Vingt personnes, dont Félix Bingui – surnommé « Le Chat » et présenté comme l’ex-chef présumé du gang Yoda –, comparaissent depuis ce lundi devant le tribunal correctionnel de Marseille. Leur procès, qui s’étalera jusqu’en juin, porte sur des chefs d’accusation incluant trafic de stupéfiants, blanchiment d’argent et association de malfaiteurs. D’après Le Monde – Politique, ces faits s’inscrivent dans le cadre d’une guerre de territoires entre plusieurs factions criminelles pour le contrôle du narcotrafic dans la cité phocéenne.
Ce qu'il faut retenir
- Vingt prévenus, dont Félix Bingui (« Le Chat »), sont jugés pour trafic de stupéfiants, blanchiment et association de malfaiteurs.
- Le procès se déroule devant le tribunal correctionnel de Marseille et devrait s’achever en juin 2026.
- L’affaire concerne le gang Yoda, rival historique de la DZ Mafia dans la lutte pour le contrôle du trafic de drogue à Marseille.
- Les chefs d’accusation incluent également la participation présumée à un réseau criminel organisé.
Un procès dans le cadre d’une guerre des gangs à Marseille
Le tribunal correctionnel de Marseille examine depuis aujourd’hui les responsabilités de Félix Bingui, identifié comme l’un des principaux acteurs présumés du gang Yoda. Selon les éléments recueillis par Le Monde – Politique, ce groupe criminel a été l’un des protagonistes majeurs d’une rivalité meurtrière avec la DZ Mafia pour le contrôle des points de deal et des circuits de distribution de stupéfiants dans la ville. Bref, cette audience judiciaire s’inscrit dans une dynamique de lutte pour le pouvoir criminel qui secoue la région depuis plusieurs années.
Les procureurs ont retenu contre les prévenus des chefs d’accusation précis, dont le trafic de stupéfiants – principalement de la cocaïne et du cannabis –, mais aussi des faits de blanchiment d’argent via des structures financières opaques. L’association de malfaiteurs est également retenue, confirmant l’hypothèse d’un réseau structuré et hiérarchisé.

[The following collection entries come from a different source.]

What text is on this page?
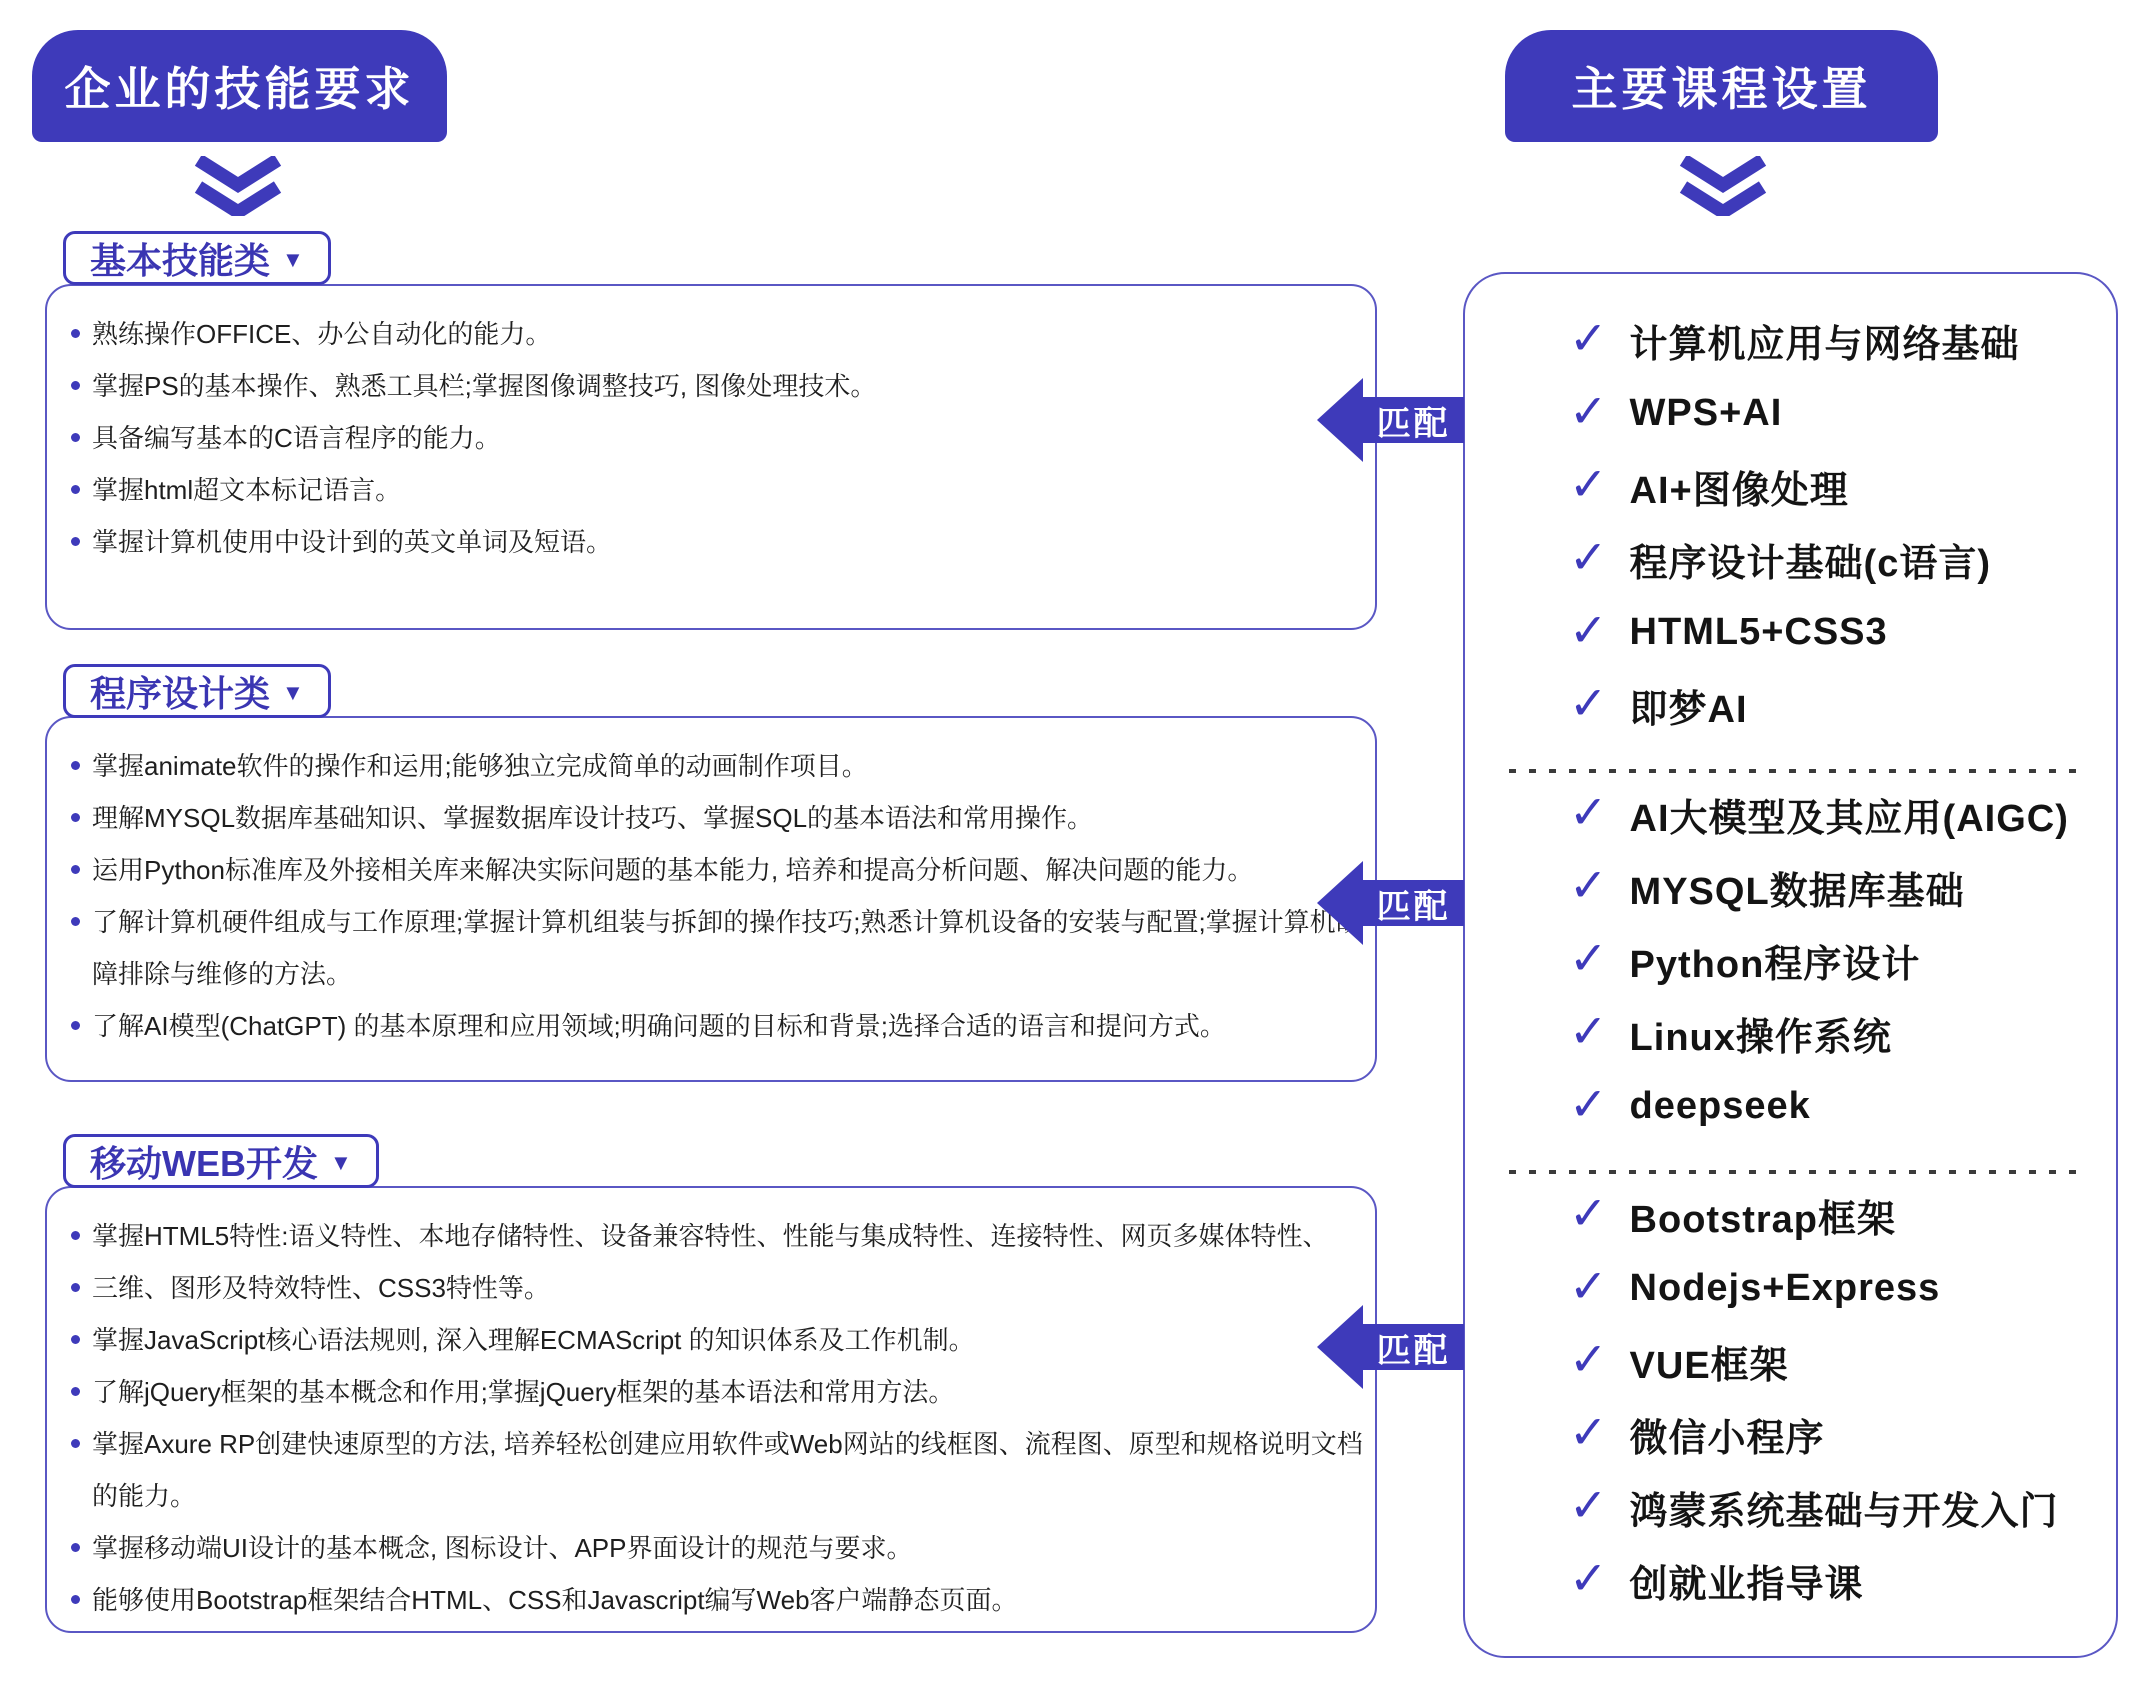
企业的技能要求	主要课程设置
基本技能类 ▼
熟练操作OFFICE、办公自动化的能力。
掌握PS的基本操作、熟悉工具栏;掌握图像调整技巧, 图像处理技术。
具备编写基本的C语言程序的能力。
掌握html超文本标记语言。
掌握计算机使用中设计到的英文单词及短语。
程序设计类 ▼
掌握animate软件的操作和运用;能够独立完成简单的动画制作项目。
理解MYSQL数据库基础知识、掌握数据库设计技巧、掌握SQL的基本语法和常用操作。
运用Python标准库及外接相关库来解决实际问题的基本能力, 培养和提高分析问题、解决问题的能力。
了解计算机硬件组成与工作原理;掌握计算机组装与拆卸的操作技巧;熟悉计算机设备的安装与配置;掌握计算机故障排除与维修的方法。
了解AI模型(ChatGPT) 的基本原理和应用领域;明确问题的目标和背景;选择合适的语言和提问方式。
移动WEB开发 ▼
掌握HTML5特性:语义特性、本地存储特性、设备兼容特性、性能与集成特性、连接特性、网页多媒体特性、
三维、图形及特效特性、CSS3特性等。
掌握JavaScript核心语法规则, 深入理解ECMAScript 的知识体系及工作机制。
了解jQuery框架的基本概念和作用;掌握jQuery框架的基本语法和常用方法。
掌握Axure RP创建快速原型的方法, 培养轻松创建应用软件或Web网站的线框图、流程图、原型和规格说明文档的能力。
掌握移动端UI设计的基本概念, 图标设计、APP界面设计的规范与要求。
能够使用Bootstrap框架结合HTML、CSS和Javascript编写Web客户端静态页面。
✓ 计算机应用与网络基础
✓ WPS+AI
✓ AI+图像处理
✓ 程序设计基础(c语言)
✓ HTML5+CSS3
✓ 即梦AI
✓ AI大模型及其应用(AIGC)
✓ MYSQL数据库基础
✓ Python程序设计
✓ Linux操作系统
✓ deepseek
✓ Bootstrap框架
✓ Nodejs+Express
✓ VUE框架
✓ 微信小程序
✓ 鸿蒙系统基础与开发入门
✓ 创就业指导课
匹配
匹配
匹配
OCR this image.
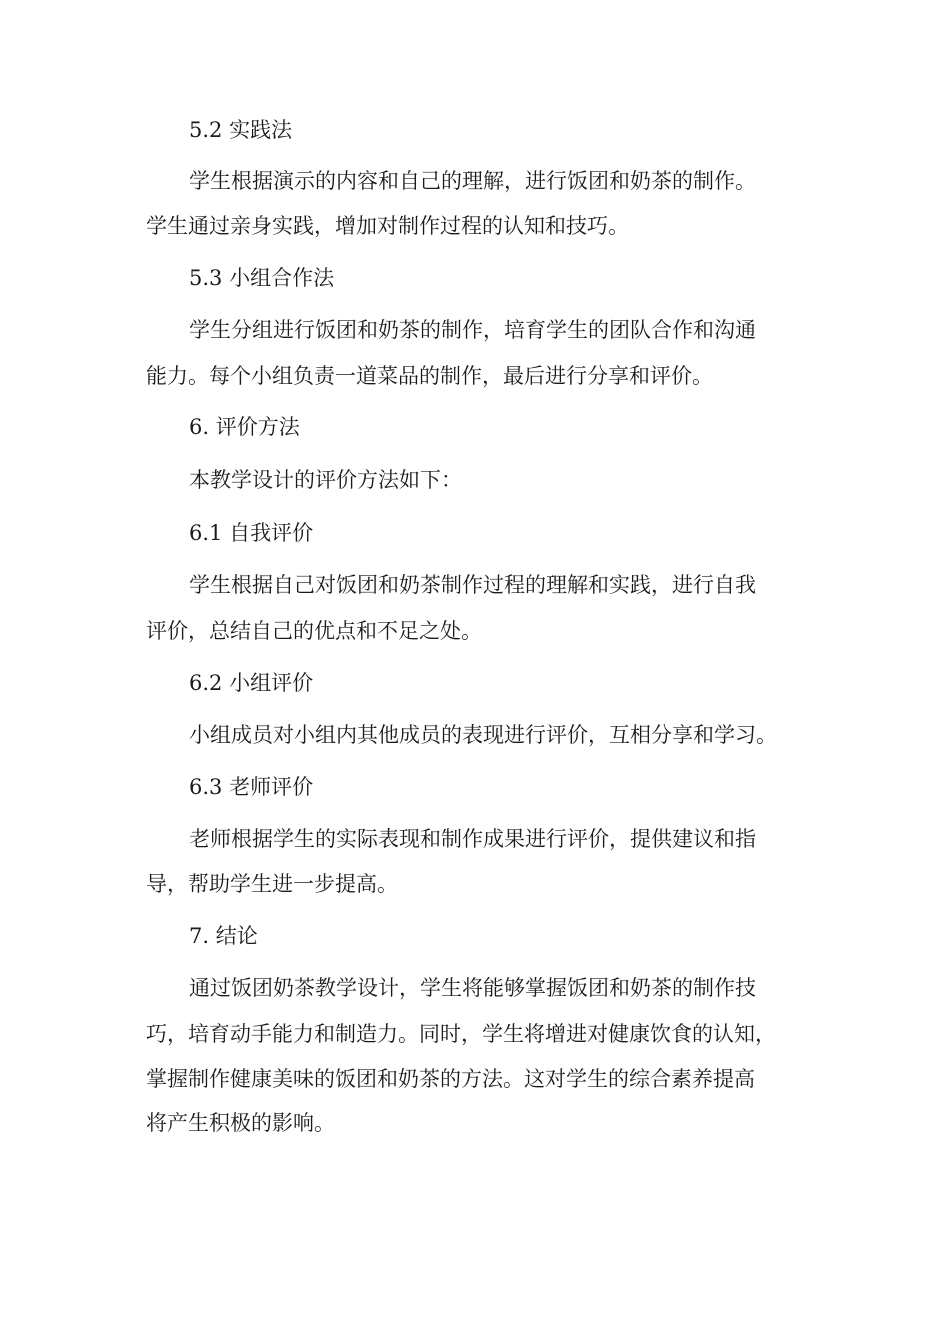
5.2 实践法
学生根据演示的内容和自己的理解，进行饭团和奶茶的制作。
学生通过亲身实践，增加对制作过程的认知和技巧。
5.3 小组合作法
学生分组进行饭团和奶茶的制作，培育学生的团队合作和沟通
能力。每个小组负责一道菜品的制作，最后进行分享和评价。
6. 评价方法
本教学设计的评价方法如下：
6.1 自我评价
学生根据自己对饭团和奶茶制作过程的理解和实践，进行自我
评价，总结自己的优点和不足之处。
6.2 小组评价
小组成员对小组内其他成员的表现进行评价，互相分享和学习。
6.3 老师评价
老师根据学生的实际表现和制作成果进行评价，提供建议和指
导，帮助学生进一步提高。
7. 结论
通过饭团奶茶教学设计，学生将能够掌握饭团和奶茶的制作技
巧，培育动手能力和制造力。同时，学生将增进对健康饮食的认知，
掌握制作健康美味的饭团和奶茶的方法。这对学生的综合素养提高
将产生积极的影响。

Les chefs d’accusation et le profil des prévenus
Parmi les vingt accusés, plusieurs profils émergent. Félix Bingui, 42 ans, est présenté par l’accusation comme l’ex-patron du gang Yoda, un réseau actif depuis le début des années 2010 dans les quartiers nord de Marseille. « Il aurait joué un rôle central dans l’organisation logistique et financière du trafic », a indiqué un magistrat cité par Le Monde – Politique. Les autres prévenus, dont l’identité n’a pas été révélée dans l’immédiat, sont accusés d’avoir participé à différentes facettes du réseau : gestion des stocks, recrutement de dealers, ou encore transport de fonds illicites.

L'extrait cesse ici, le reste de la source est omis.